Zero gave me this book, and I’ve been reading it on and off being so tied up with work. I remember reading it and feeling I was tossed back into the darker years of the Dark Ages. It’s something I’ve always liked about post-apocalyptic settings: you are forced into a dystopian future which, being dystopian, finds its underpinnings in the worst periods of human history, in this instance reflected in 10th or 11th Century Europe.

What fascinates me about these settings is how authors envision the behaviours of the various actors on the metaphorical stage; intellectually-able but fascinated with preternatural myths, seeing the symbolic in everything, even in the abused, silvered sliver of candy wrapping. Such a “dark age” is not merely a situation bereft of real knowledge and science, but a situation in which the participants are bereft of the intellectual capacity to grasp the possibilities of science beyond myth-making.

(Maybe that’s the point: science begins with myth-making, falsification and objective inquiry be damned. Is this so hard to believe? Aqua Regis, theories about universal solvents, the value of a bezoar, etc.)

A gun is therefore a weapon, but it is viewed as an object alien from the subject’s ability to fully understand its purpose, use or operation - it becomes, merely, an extension just like a hammer is an extension. The complexity of the science of its operation becomes lost in myth: gunpowder may be everything from neo-grecian fire to “holy dust”, a situation where curiosity, sand-blasted by the winds of a thousand nuclear fallouts discovers for the first time its self-imposed, sub-conscious limits.

It’s fascinating, don’t you think?
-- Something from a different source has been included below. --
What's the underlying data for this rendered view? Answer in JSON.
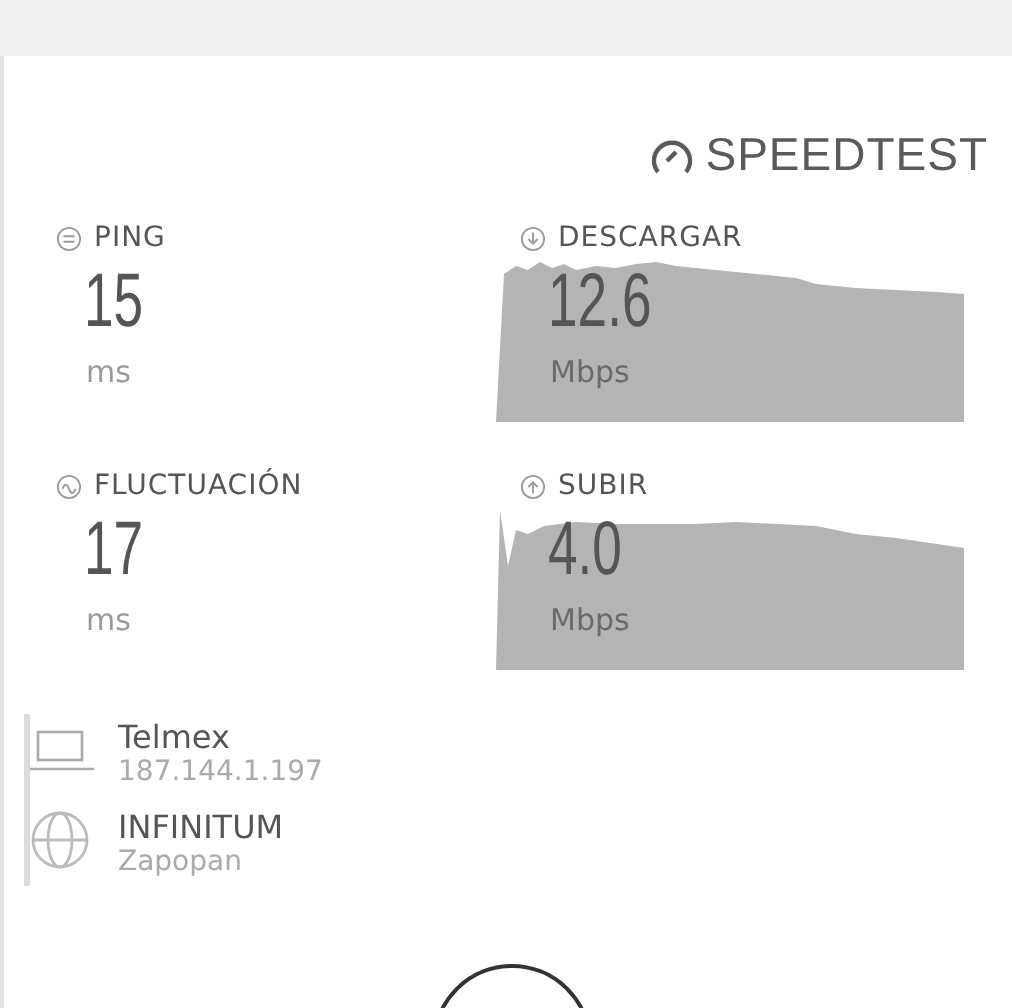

A human being alienated from his own technology is like a human being suddenly forgetting how to speak its mother-tongue: he understands it, but cannot speak it. This isn’t so different from our present situation, though; we know what a handphone does, but we don’t know how it does it - we are alienated from our technology, but in the real world, the potential to discover how things work is ever-present. In a post-apocalyptic world, this potential is non-existent: “advanced” technology becomes mystifying, it becomes less a science and more something divine or arcane.

Then there’s always the question of looming threats. Post-apocalyptic stories always prefigure a future after the fact, after the fulfilment of a “looming threat”, but the moral doesn’t end there. Besides a fascination with how humans would interact in a wasteland of disparate articles and items belonging to a forever-lost past, it’s probably true that most post-apocalyptic stories carry morals about the human condition at its very core: greed, destructive ideologies, lust for power. The looming threat has, and will always be, human existence, and humanity’s capacity for its own self-destruction.

This sort of cynicism infects the core of post-apocalyptic stories, I think. “A Canticle for Leibowitz” is no different in this regard, and is probably one of the first books in this genre that has the distinction of marrying overt tribalism characteristic of organized religion with a nuclear-ravaged present.